Blues Guitar Riffs – Learn How To Play Them Online

Man, I’m the last guy to be writing about blues guitar riffs. There is very little in modern popular music that I find more redundant and flat-out boring than blues riffs. I have little or no respect for guys like John Mayer who got rich by rehashing the past glories of Jimi Hendrix and Stevie Ray Vaughn. Furthermore, I loathe 95% of Eric Clapton’s body of work. That’s almost blasphemous, I know. But it’s true.


That said, if I’m going to listen to blues music in general, it’s going to come from the source, or one of the sources. Or at least something that was recorded prior to 1970, which is when I believe blues music had been completely co-opted and gentrified by white musicians. At the same time, if I’m going to listen to the blues, it’s most likely going to be one of three guys: Muddy Waters, Howlin’ Wolf, or John Lee Hooker. There’s a second tier of players I enjoy which include Leadbelly, Big Bill Broonzy, Rev. Gary Davis, the Kings (B.B., Albert, and Freddie), Buddy Guy, Lightnin’ Hopkins, and Son House.


Even more controversial than my views on Clapton and the misappropriation of black music in general, is my take on Robert Johnson. No one can deny the importance of Robert Johnson’s influence on the sound of modern music. His style set the template for contemporary blues, and hence, rock music. However, I have owned The King of the Delta Blues Singers for nearly two decades and have listened to it at least a hundred times. I get it, but I don’t really like it. Johnson’s weird howl and scrappy guitar picking never appealed to me. In fact, I would much rather hear Rod Stewart sing “Love in Vain” than the man who actually lived and wrote the song.

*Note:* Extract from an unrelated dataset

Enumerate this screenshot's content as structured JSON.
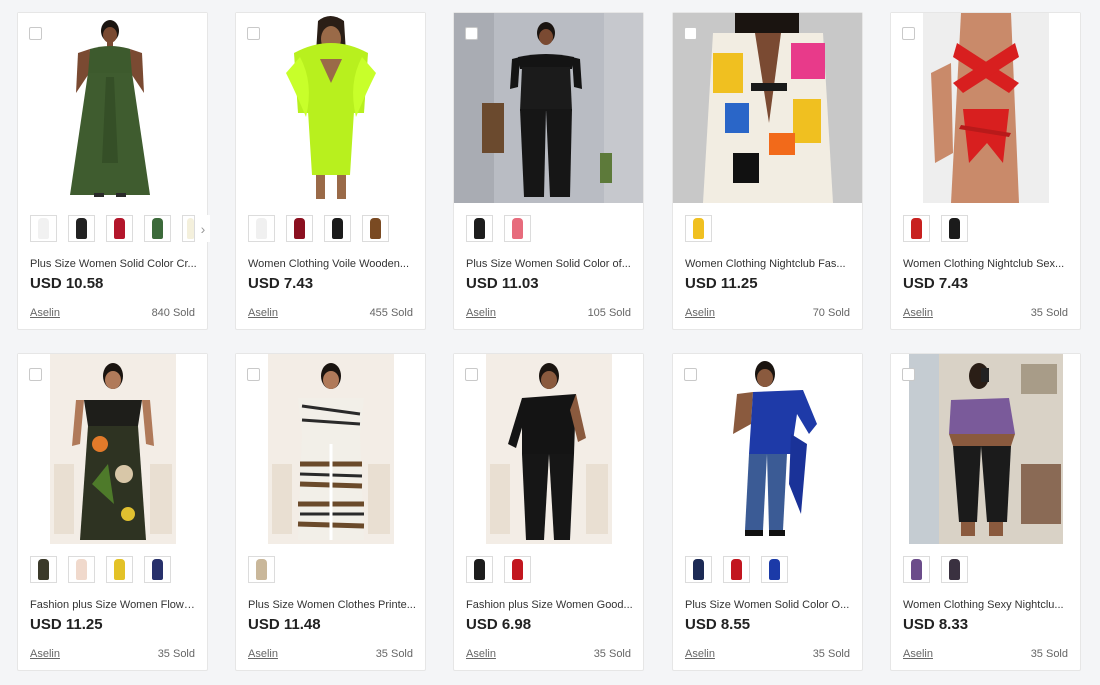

Talking about Robert Johnson, check this cool BLUES GUITAR LESSON

Anyway, if I was interested in learning blues guitar riffs, the first thing I would do is put on Howlin’ Wolf’s The Chess Box (Complete Singles 1951-62) and listen to “Smokestack Lightnin’”, “Back Door Man”, “Spoonful”, and “Killing Floor”. And then, I’d reach for Muddy and the rest of the gang. At no point during my study of the blues would SRV make an appearance, and that’s simply because every riff he ever played came from one of the guys mentioned in the second paragraph. If you’re going to learn the blues, it has to come from the source.